Recently, and partly due to the demise of Bury FC, I’ve decided to spend the odd spare Saturday I have throughout the football season going to watch a local (for now) football team and take in some of the pubs and bars around the towns and stadiums in which they reside.
Tribalism
is fickle. I grew up in Greater Manchester with a father from West Yorkshire
and a mother from Merseyside, fighting a lifelong nationality identity crisis
where I loved the country north of the border more than my own, for reasons
nobody was sure of.
On
reflection, that identity was healthy; it helped shape me better. Everyone
around me has always been so sure that Manchester is the greatest city of all
time and it has always been nice to reply, from a very early age, “Personally I
think Liverpool is much better.”
Football
is, of course, more clannish than most sports, cornicing youngsters and adults
alike into antagonists baying for the blood of people who dare to live in a
neighbouring town. Because of this absurdity, I know folk to this day from
Manchester who will not step foot in Liverpool, less it breaks the foundation
of their convoluted tribal fantasy.
With
that in mind, here is my trip from October 19th 2019, still
“this season” technically, to watch City of Liverpool FC play Mossley AFC (of
Greater Manchester) in my latest non-league football day trips.

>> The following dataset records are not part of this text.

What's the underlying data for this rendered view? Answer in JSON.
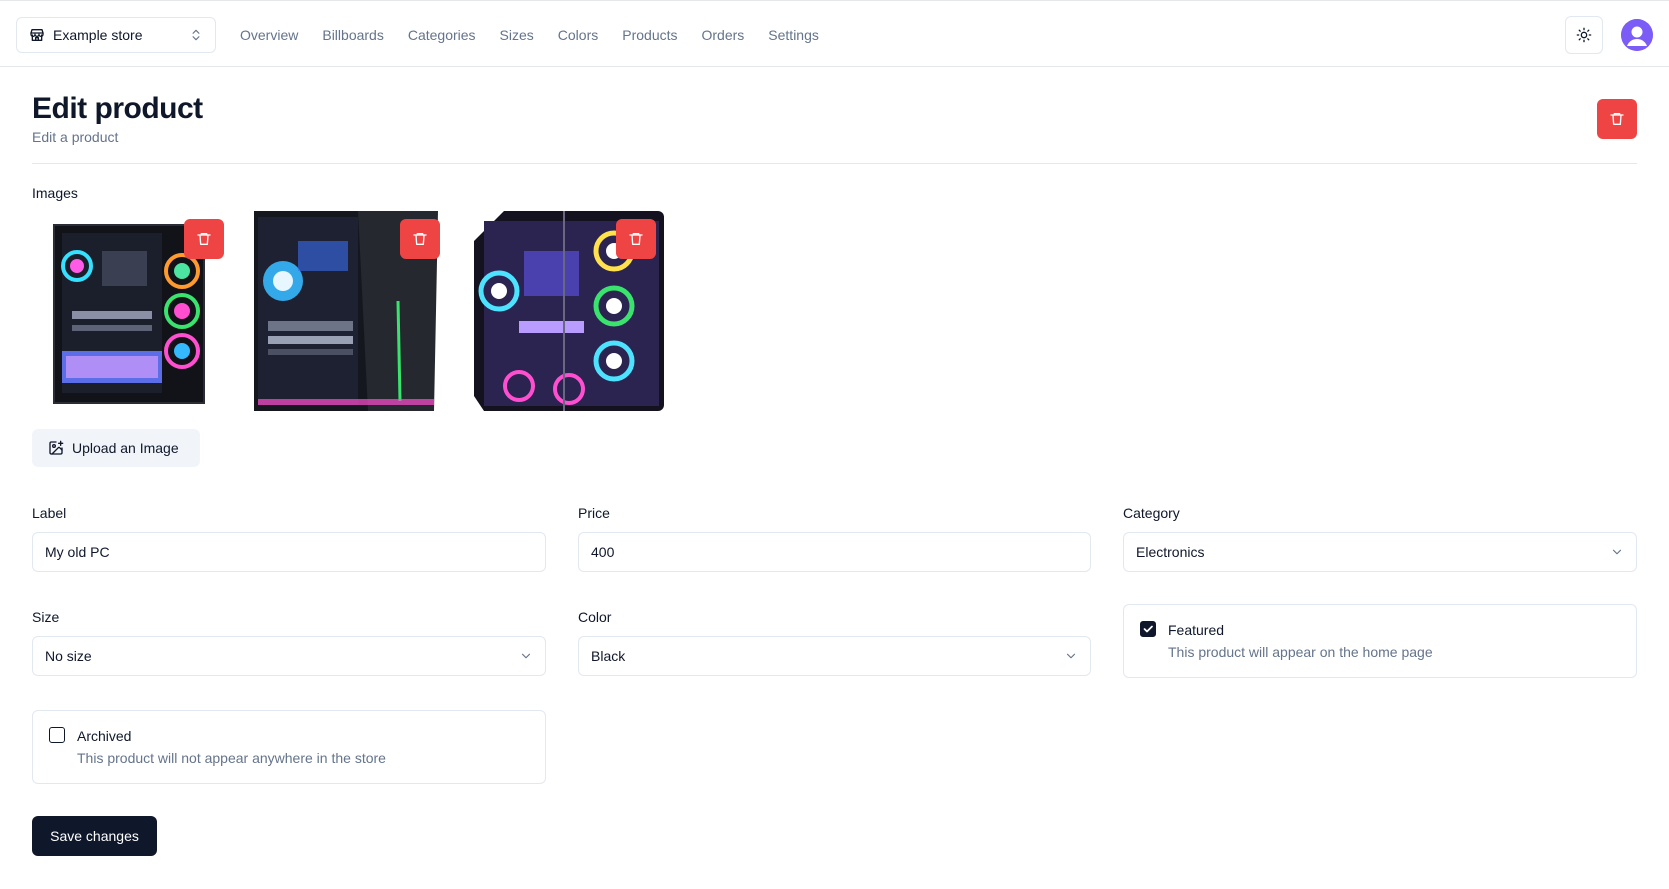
{
  "store_switcher": {
    "name": "Example store",
    "icon": "store-icon"
  },
  "nav": {
    "items": [
      "Overview",
      "Billboards",
      "Categories",
      "Sizes",
      "Colors",
      "Products",
      "Orders",
      "Settings"
    ]
  },
  "header": {
    "title": "Edit product",
    "subtitle": "Edit a product"
  },
  "images": {
    "label": "Images",
    "count": 3,
    "upload_label": "Upload an Image"
  },
  "form": {
    "label": {
      "label": "Label",
      "value": "My old PC"
    },
    "price": {
      "label": "Price",
      "value": "400"
    },
    "category": {
      "label": "Category",
      "value": "Electronics"
    },
    "size": {
      "label": "Size",
      "value": "No size"
    },
    "color": {
      "label": "Color",
      "value": "Black"
    },
    "featured": {
      "title": "Featured",
      "description": "This product will appear on the home page",
      "checked": true
    },
    "archived": {
      "title": "Archived",
      "description": "This product will not appear anywhere in the store",
      "checked": false
    },
    "save_label": "Save changes"
  },
  "colors": {
    "danger": "#ef4444",
    "primary": "#0f172a",
    "muted": "#64748b",
    "border": "#e2e8f0",
    "avatar": "#7c5cf6"
  }
}
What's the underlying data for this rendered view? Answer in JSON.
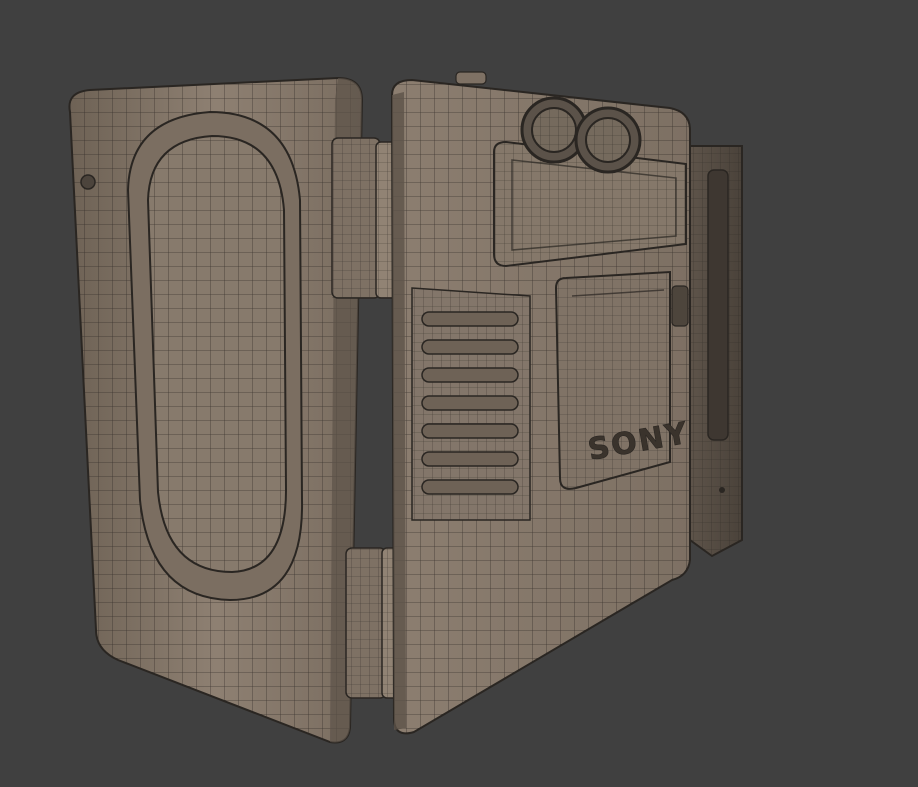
{
  "viewport": {
    "background": "#404040",
    "surface_color": "#8a7c6e",
    "surface_shade": "#6b5f53",
    "wire_color": "#2a2622"
  },
  "model": {
    "subject": "wireframe-cassette-player",
    "brand_logo_text": "SONY",
    "render_mode": "wireframe-over-shaded"
  }
}
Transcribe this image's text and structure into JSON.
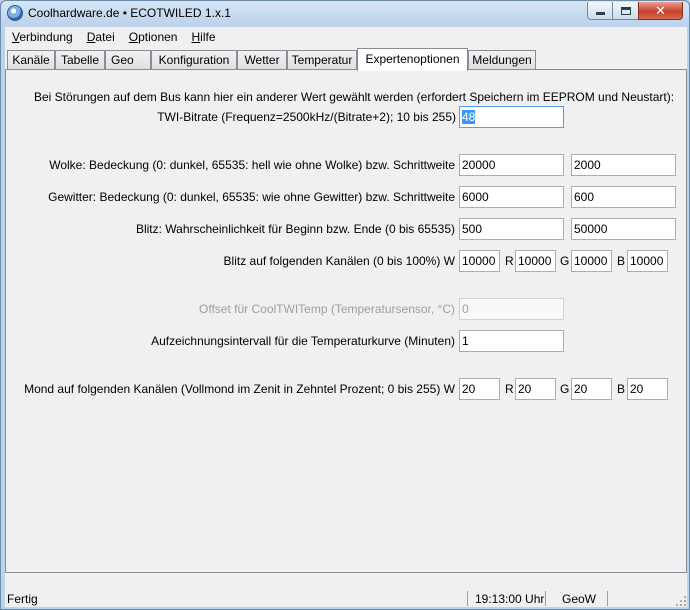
{
  "window": {
    "title": "Coolhardware.de • ECOTWILED 1.x.1"
  },
  "menu": [
    {
      "pre": "",
      "ul": "V",
      "post": "erbindung"
    },
    {
      "pre": "",
      "ul": "D",
      "post": "atei"
    },
    {
      "pre": "",
      "ul": "O",
      "post": "ptionen"
    },
    {
      "pre": "",
      "ul": "H",
      "post": "ilfe"
    }
  ],
  "tabs": [
    "Kanäle",
    "Tabelle",
    "Geo",
    "Konfiguration",
    "Wetter",
    "Temperatur",
    "Expertenoptionen",
    "Meldungen"
  ],
  "active_tab": "Expertenoptionen",
  "expert": {
    "bus_note": "Bei Störungen auf dem Bus kann hier ein anderer Wert gewählt werden (erfordert Speichern im EEPROM und Neustart):",
    "twi_label": "TWI-Bitrate (Frequenz=2500kHz/(Bitrate+2); 10 bis 255)",
    "twi_value": "48",
    "wolke_label": "Wolke: Bedeckung (0: dunkel, 65535: hell wie ohne Wolke) bzw. Schrittweite",
    "wolke_value": "20000",
    "wolke_step": "2000",
    "gewitter_label": "Gewitter: Bedeckung (0: dunkel, 65535: wie ohne Gewitter) bzw. Schrittweite",
    "gewitter_value": "6000",
    "gewitter_step": "600",
    "blitz_label": "Blitz: Wahrscheinlichkeit für Beginn bzw. Ende (0 bis 65535)",
    "blitz_begin": "500",
    "blitz_end": "50000",
    "blitz_channels_label": "Blitz auf folgenden Kanälen (0 bis 100%) W",
    "blitz_w": "10000",
    "blitz_r": "10000",
    "blitz_g": "10000",
    "blitz_b": "10000",
    "offset_label": "Offset für CoolTWITemp (Temperatursensor, °C)",
    "offset_value": "0",
    "interval_label": "Aufzeichnungsintervall für die Temperaturkurve (Minuten)",
    "interval_value": "1",
    "mond_label": "Mond auf folgenden Kanälen (Vollmond im Zenit in Zehntel Prozent; 0 bis 255) W",
    "mond_w": "20",
    "mond_r": "20",
    "mond_g": "20",
    "mond_b": "20",
    "ch_r": "R",
    "ch_g": "G",
    "ch_b": "B"
  },
  "status": {
    "state": "Fertig",
    "time": "19:13:00 Uhr",
    "mode": "GeoW"
  }
}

The day started solo and with the trip that all of my visits to Liverpool city centre must include – The Philharmonic Dining Rooms. Their earlier opening time and location makes it the ideal place to start and work back into the centre. Despite having only been open a few minutes, somebody had already taken up residency in my preferred drinking room; Brahms. As such I had to settle for Liszt; at least several auditory instruments poorer though a stained glass window brighter.
When in
the Philharmonic, one must drink Guinness. If you wish to know why and weep
silently at the same time then you can read about that here. Otherwise, do not
question it. Sit with a sufficient pint of Guinness, despite clearly being the
first through the lines that day, and take in the surroundings.
Liszt room
has a television in the corner – perhaps Franz himself was a fan of Rugby.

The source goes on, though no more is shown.